The HyperShell project has transitioned away from using the hyphen in any context (command-line, filesystem, variables, online documentation, etc). But because of a temporary naming issue with the Python Package Index (pypi.org, pip) we have not secured the unhyphenated hypershell name on the index. So until then, we must install the old package name or from GitHub directly.


Basic Usage


Complete details on all execution modes, parallelism, and options are available in the command-line documentation. Complete, specific examples are also available in the tutorials section.

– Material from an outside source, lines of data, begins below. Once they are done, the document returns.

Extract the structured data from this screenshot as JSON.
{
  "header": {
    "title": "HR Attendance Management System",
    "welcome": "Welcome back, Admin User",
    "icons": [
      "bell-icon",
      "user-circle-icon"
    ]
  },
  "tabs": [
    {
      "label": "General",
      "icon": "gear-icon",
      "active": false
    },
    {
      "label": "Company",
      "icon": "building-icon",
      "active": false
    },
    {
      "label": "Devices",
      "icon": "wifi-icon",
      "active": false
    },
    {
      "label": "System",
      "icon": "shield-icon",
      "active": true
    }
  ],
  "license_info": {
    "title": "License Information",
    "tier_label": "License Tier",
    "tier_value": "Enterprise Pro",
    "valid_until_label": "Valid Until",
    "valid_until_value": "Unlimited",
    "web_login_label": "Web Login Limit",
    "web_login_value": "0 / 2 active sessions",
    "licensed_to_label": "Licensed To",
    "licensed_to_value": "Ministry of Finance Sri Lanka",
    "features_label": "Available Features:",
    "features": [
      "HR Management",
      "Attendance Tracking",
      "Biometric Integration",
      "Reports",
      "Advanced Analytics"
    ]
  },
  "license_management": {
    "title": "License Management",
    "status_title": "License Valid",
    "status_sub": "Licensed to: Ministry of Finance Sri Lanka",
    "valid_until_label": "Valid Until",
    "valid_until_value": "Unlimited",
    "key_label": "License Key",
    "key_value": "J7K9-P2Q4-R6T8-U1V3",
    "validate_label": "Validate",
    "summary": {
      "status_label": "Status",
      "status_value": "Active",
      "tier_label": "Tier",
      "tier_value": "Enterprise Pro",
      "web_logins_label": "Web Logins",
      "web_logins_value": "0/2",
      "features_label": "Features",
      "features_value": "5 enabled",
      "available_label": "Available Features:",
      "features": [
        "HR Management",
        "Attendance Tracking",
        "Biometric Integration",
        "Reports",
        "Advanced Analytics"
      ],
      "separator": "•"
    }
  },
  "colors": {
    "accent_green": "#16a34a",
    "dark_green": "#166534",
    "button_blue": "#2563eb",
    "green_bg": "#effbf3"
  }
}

In most cases, using the cluster subcommand is best. If you have some file, tasks.in, that lists shell commands that you might otherwise execute alone (which would run each line in serial), pass that file to HyperShell to process those commands in parallel.

Basic Usage

hs cluster tasks.in

To specify the number of tasks to execute simultaneously, use --num-cores (or -N for short).

Parallel Workers

hs cluster tasks.in -N16

Assuming the individual commands run on a single-core (they themselves are not parallel applications), you should use the same number as the number of physical cores on your system.

Some commands may fail for whatever reason. To track which input commands had a non-zero exit status, specify the --failed (or -f for short) option. This output file will contain lines from the input file that failed.